Selama sembilan bulan pandemi Covid-19 membelenggu Indonesia, tidak ada satu pun masyarakat Suku Baduy di pedalaman Lebak, Banten yang dinyatakan positif terinfeksi virus corona (Covid-19). Kabar bahwa Suku Baduy nol kasus Covid-19 ini dikonfirmasi langsung oleh tenaga kesehatan dari Pemerintah Kabupaten Lebak yang secara rutin datang berkunjung.
Rahasia keberhasilan Suku Baduy nol kasus Covid-19 yaitu kedisiplinan mereka untuk tidak keluar daerah selama masa pandemi.

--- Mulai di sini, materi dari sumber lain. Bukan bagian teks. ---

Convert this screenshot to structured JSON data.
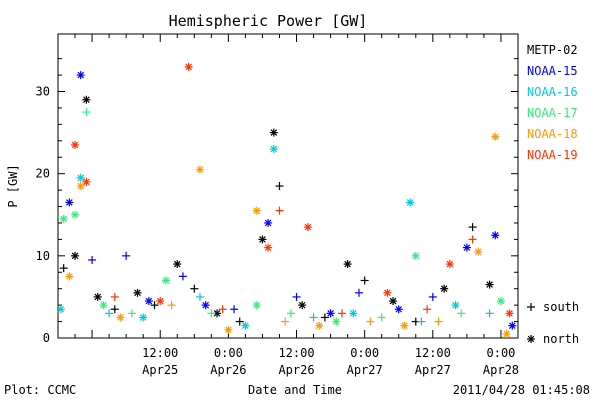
{
  "chart_data": {
    "type": "scatter",
    "title": "Hemispheric Power [GW]",
    "ylabel": "P [GW]",
    "xlabel": "Date and Time",
    "ylim": [
      0,
      37
    ],
    "yticks": [
      0,
      10,
      20,
      30
    ],
    "xlim": [
      "2011-04-24T18:00",
      "2011-04-28T03:00"
    ],
    "xticks": [
      {
        "value": "2011-04-25T12:00",
        "time": "12:00",
        "day": "Apr25"
      },
      {
        "value": "2011-04-26T00:00",
        "time": "0:00",
        "day": "Apr26"
      },
      {
        "value": "2011-04-26T12:00",
        "time": "12:00",
        "day": "Apr26"
      },
      {
        "value": "2011-04-27T00:00",
        "time": "0:00",
        "day": "Apr27"
      },
      {
        "value": "2011-04-27T12:00",
        "time": "12:00",
        "day": "Apr27"
      },
      {
        "value": "2011-04-28T00:00",
        "time": "0:00",
        "day": "Apr28"
      }
    ],
    "grid": false,
    "legend_position": "right",
    "marker_key": [
      {
        "symbol": "+",
        "label": "south"
      },
      {
        "symbol": "*",
        "label": "north"
      }
    ],
    "series": [
      {
        "name": "METP-02",
        "color": "#000000",
        "points": [
          {
            "x": "2011-04-24T19:00",
            "y": 8.5,
            "m": "+"
          },
          {
            "x": "2011-04-24T21:00",
            "y": 10.0,
            "m": "*"
          },
          {
            "x": "2011-04-24T23:00",
            "y": 29.0,
            "m": "*"
          },
          {
            "x": "2011-04-25T01:00",
            "y": 5.0,
            "m": "*"
          },
          {
            "x": "2011-04-25T04:00",
            "y": 3.5,
            "m": "+"
          },
          {
            "x": "2011-04-25T08:00",
            "y": 5.5,
            "m": "*"
          },
          {
            "x": "2011-04-25T11:00",
            "y": 4.0,
            "m": "+"
          },
          {
            "x": "2011-04-25T15:00",
            "y": 9.0,
            "m": "*"
          },
          {
            "x": "2011-04-25T18:00",
            "y": 6.0,
            "m": "+"
          },
          {
            "x": "2011-04-25T22:00",
            "y": 3.0,
            "m": "*"
          },
          {
            "x": "2011-04-26T02:00",
            "y": 2.0,
            "m": "+"
          },
          {
            "x": "2011-04-26T06:00",
            "y": 12.0,
            "m": "*"
          },
          {
            "x": "2011-04-26T08:00",
            "y": 25.0,
            "m": "*"
          },
          {
            "x": "2011-04-26T09:00",
            "y": 18.5,
            "m": "+"
          },
          {
            "x": "2011-04-26T13:00",
            "y": 4.0,
            "m": "*"
          },
          {
            "x": "2011-04-26T17:00",
            "y": 2.5,
            "m": "+"
          },
          {
            "x": "2011-04-26T21:00",
            "y": 9.0,
            "m": "*"
          },
          {
            "x": "2011-04-27T00:00",
            "y": 7.0,
            "m": "+"
          },
          {
            "x": "2011-04-27T05:00",
            "y": 4.5,
            "m": "*"
          },
          {
            "x": "2011-04-27T09:00",
            "y": 2.0,
            "m": "+"
          },
          {
            "x": "2011-04-27T14:00",
            "y": 6.0,
            "m": "*"
          },
          {
            "x": "2011-04-27T19:00",
            "y": 13.5,
            "m": "+"
          },
          {
            "x": "2011-04-27T22:00",
            "y": 6.5,
            "m": "*"
          }
        ]
      },
      {
        "name": "NOAA-15",
        "color": "#0000ff",
        "points": [
          {
            "x": "2011-04-24T20:00",
            "y": 16.5,
            "m": "*"
          },
          {
            "x": "2011-04-24T22:00",
            "y": 32.0,
            "m": "*"
          },
          {
            "x": "2011-04-25T00:00",
            "y": 9.5,
            "m": "+"
          },
          {
            "x": "2011-04-25T06:00",
            "y": 10.0,
            "m": "+"
          },
          {
            "x": "2011-04-25T10:00",
            "y": 4.5,
            "m": "*"
          },
          {
            "x": "2011-04-25T16:00",
            "y": 7.5,
            "m": "+"
          },
          {
            "x": "2011-04-25T20:00",
            "y": 4.0,
            "m": "*"
          },
          {
            "x": "2011-04-26T01:00",
            "y": 3.5,
            "m": "+"
          },
          {
            "x": "2011-04-26T07:00",
            "y": 14.0,
            "m": "*"
          },
          {
            "x": "2011-04-26T12:00",
            "y": 5.0,
            "m": "+"
          },
          {
            "x": "2011-04-26T18:00",
            "y": 3.0,
            "m": "*"
          },
          {
            "x": "2011-04-26T23:00",
            "y": 5.5,
            "m": "+"
          },
          {
            "x": "2011-04-27T06:00",
            "y": 3.5,
            "m": "*"
          },
          {
            "x": "2011-04-27T12:00",
            "y": 5.0,
            "m": "+"
          },
          {
            "x": "2011-04-27T18:00",
            "y": 11.0,
            "m": "*"
          },
          {
            "x": "2011-04-27T23:00",
            "y": 12.5,
            "m": "*"
          },
          {
            "x": "2011-04-28T02:00",
            "y": 1.5,
            "m": "*"
          }
        ]
      },
      {
        "name": "NOAA-16",
        "color": "#00c8e6",
        "points": [
          {
            "x": "2011-04-24T18:30",
            "y": 3.5,
            "m": "*"
          },
          {
            "x": "2011-04-24T22:00",
            "y": 19.5,
            "m": "*"
          },
          {
            "x": "2011-04-25T03:00",
            "y": 3.0,
            "m": "+"
          },
          {
            "x": "2011-04-25T09:00",
            "y": 2.5,
            "m": "*"
          },
          {
            "x": "2011-04-25T19:00",
            "y": 5.0,
            "m": "+"
          },
          {
            "x": "2011-04-26T03:00",
            "y": 1.5,
            "m": "*"
          },
          {
            "x": "2011-04-26T08:00",
            "y": 23.0,
            "m": "*"
          },
          {
            "x": "2011-04-26T15:00",
            "y": 2.5,
            "m": "+"
          },
          {
            "x": "2011-04-26T22:00",
            "y": 3.0,
            "m": "*"
          },
          {
            "x": "2011-04-27T08:00",
            "y": 16.5,
            "m": "*"
          },
          {
            "x": "2011-04-27T10:00",
            "y": 2.0,
            "m": "+"
          },
          {
            "x": "2011-04-27T16:00",
            "y": 4.0,
            "m": "*"
          },
          {
            "x": "2011-04-27T22:00",
            "y": 3.0,
            "m": "+"
          }
        ]
      },
      {
        "name": "NOAA-17",
        "color": "#33ee77",
        "points": [
          {
            "x": "2011-04-24T19:00",
            "y": 14.5,
            "m": "*"
          },
          {
            "x": "2011-04-24T21:00",
            "y": 15.0,
            "m": "*"
          },
          {
            "x": "2011-04-24T23:00",
            "y": 27.5,
            "m": "+"
          },
          {
            "x": "2011-04-25T02:00",
            "y": 4.0,
            "m": "*"
          },
          {
            "x": "2011-04-25T07:00",
            "y": 3.0,
            "m": "+"
          },
          {
            "x": "2011-04-25T13:00",
            "y": 7.0,
            "m": "*"
          },
          {
            "x": "2011-04-25T21:00",
            "y": 3.0,
            "m": "+"
          },
          {
            "x": "2011-04-26T05:00",
            "y": 4.0,
            "m": "*"
          },
          {
            "x": "2011-04-26T11:00",
            "y": 3.0,
            "m": "+"
          },
          {
            "x": "2011-04-26T19:00",
            "y": 2.0,
            "m": "*"
          },
          {
            "x": "2011-04-27T03:00",
            "y": 2.5,
            "m": "+"
          },
          {
            "x": "2011-04-27T09:00",
            "y": 10.0,
            "m": "*"
          },
          {
            "x": "2011-04-27T17:00",
            "y": 3.0,
            "m": "+"
          },
          {
            "x": "2011-04-28T00:00",
            "y": 4.5,
            "m": "*"
          }
        ]
      },
      {
        "name": "NOAA-18",
        "color": "#ff9900",
        "points": [
          {
            "x": "2011-04-24T20:00",
            "y": 7.5,
            "m": "*"
          },
          {
            "x": "2011-04-24T22:00",
            "y": 18.5,
            "m": "*"
          },
          {
            "x": "2011-04-25T05:00",
            "y": 2.5,
            "m": "*"
          },
          {
            "x": "2011-04-25T14:00",
            "y": 4.0,
            "m": "+"
          },
          {
            "x": "2011-04-25T19:00",
            "y": 20.5,
            "m": "*"
          },
          {
            "x": "2011-04-26T00:00",
            "y": 1.0,
            "m": "*"
          },
          {
            "x": "2011-04-26T05:00",
            "y": 15.5,
            "m": "*"
          },
          {
            "x": "2011-04-26T10:00",
            "y": 2.0,
            "m": "+"
          },
          {
            "x": "2011-04-26T16:00",
            "y": 1.5,
            "m": "*"
          },
          {
            "x": "2011-04-27T01:00",
            "y": 2.0,
            "m": "+"
          },
          {
            "x": "2011-04-27T07:00",
            "y": 1.5,
            "m": "*"
          },
          {
            "x": "2011-04-27T13:00",
            "y": 2.0,
            "m": "+"
          },
          {
            "x": "2011-04-27T20:00",
            "y": 10.5,
            "m": "*"
          },
          {
            "x": "2011-04-27T23:00",
            "y": 24.5,
            "m": "*"
          },
          {
            "x": "2011-04-28T01:00",
            "y": 0.5,
            "m": "*"
          }
        ]
      },
      {
        "name": "NOAA-19",
        "color": "#ff3300",
        "points": [
          {
            "x": "2011-04-24T21:00",
            "y": 23.5,
            "m": "*"
          },
          {
            "x": "2011-04-24T23:00",
            "y": 19.0,
            "m": "*"
          },
          {
            "x": "2011-04-25T04:00",
            "y": 5.0,
            "m": "+"
          },
          {
            "x": "2011-04-25T12:00",
            "y": 4.5,
            "m": "*"
          },
          {
            "x": "2011-04-25T17:00",
            "y": 33.0,
            "m": "*"
          },
          {
            "x": "2011-04-25T23:00",
            "y": 3.5,
            "m": "+"
          },
          {
            "x": "2011-04-26T07:00",
            "y": 11.0,
            "m": "*"
          },
          {
            "x": "2011-04-26T09:00",
            "y": 15.5,
            "m": "+"
          },
          {
            "x": "2011-04-26T14:00",
            "y": 13.5,
            "m": "*"
          },
          {
            "x": "2011-04-26T20:00",
            "y": 3.0,
            "m": "+"
          },
          {
            "x": "2011-04-27T04:00",
            "y": 5.5,
            "m": "*"
          },
          {
            "x": "2011-04-27T11:00",
            "y": 3.5,
            "m": "+"
          },
          {
            "x": "2011-04-27T15:00",
            "y": 9.0,
            "m": "*"
          },
          {
            "x": "2011-04-27T19:00",
            "y": 12.0,
            "m": "+"
          },
          {
            "x": "2011-04-28T01:30",
            "y": 3.0,
            "m": "*"
          }
        ]
      }
    ]
  },
  "footer": {
    "left": "Plot: CCMC",
    "right": "2011/04/28 01:45:08"
  }
}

Masyarakat di Suku Baduy juga sangat mematuhi protokol kesehatan dengan memakai masker, menjaga jarak, dan mencuci tangan. Aktivitas Suku Baduy lebih banyak di rumah dan ladang-ladang untuk mengembangkan pertanian.
Petugas kesehatan melalui tetua adat Suku Baduy menghimbau seluruh masyarakat untuk tidak keluar dari perkampungan, terutama ke Jakarta, Tangerang, dan Bogor yang menjadi pusat penyebaran Covid-19. Petugas kesehatan terus berupaya memberikan edukasi tentang bahaya Covid-19 agar warga mengetahui cara penyebaran virus mematikan tersebut.

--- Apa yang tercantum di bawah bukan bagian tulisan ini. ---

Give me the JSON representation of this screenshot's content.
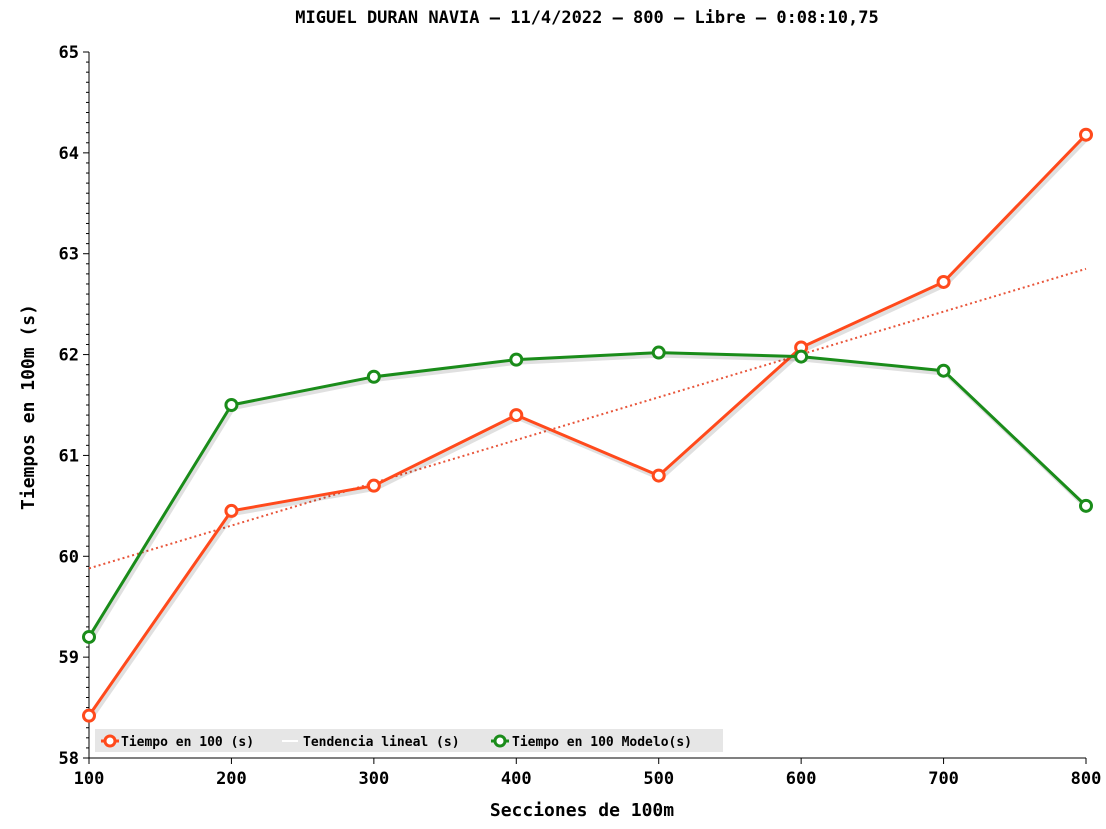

Desa adat Suku Baduy berada di bawah wewenang Puskesmas Cisemut di Kecamatan Leuwidamar. Pihak puskesmas pun telah membagikan ribuan masker dan rajin melakukan penyemprotan disinfektan. Tidak hanya itu, wastafel untuk mencuci tangan juga didirikan di sepanjang pintu gerbang menuju pintu masuk ke pemukiman Suku Baduy di pedalaman Lebak.
Pemukiman Suku Baduy berada di lereng pegunungan Kendeng di Desa Kenekes, Kecamatan Leuwidamar, Kabupaten Lebak. Berjarak sekitar 40 Km dari Rangkasbitung, pusat kota Lebak. Masyarakat Baduy menyebut dirinya sebagai Urang Kenekes. Julukan Suku Baduy berasal dari seorang peneliti Belanda karena ada kesamaan dengan kelompok Arab Badawi.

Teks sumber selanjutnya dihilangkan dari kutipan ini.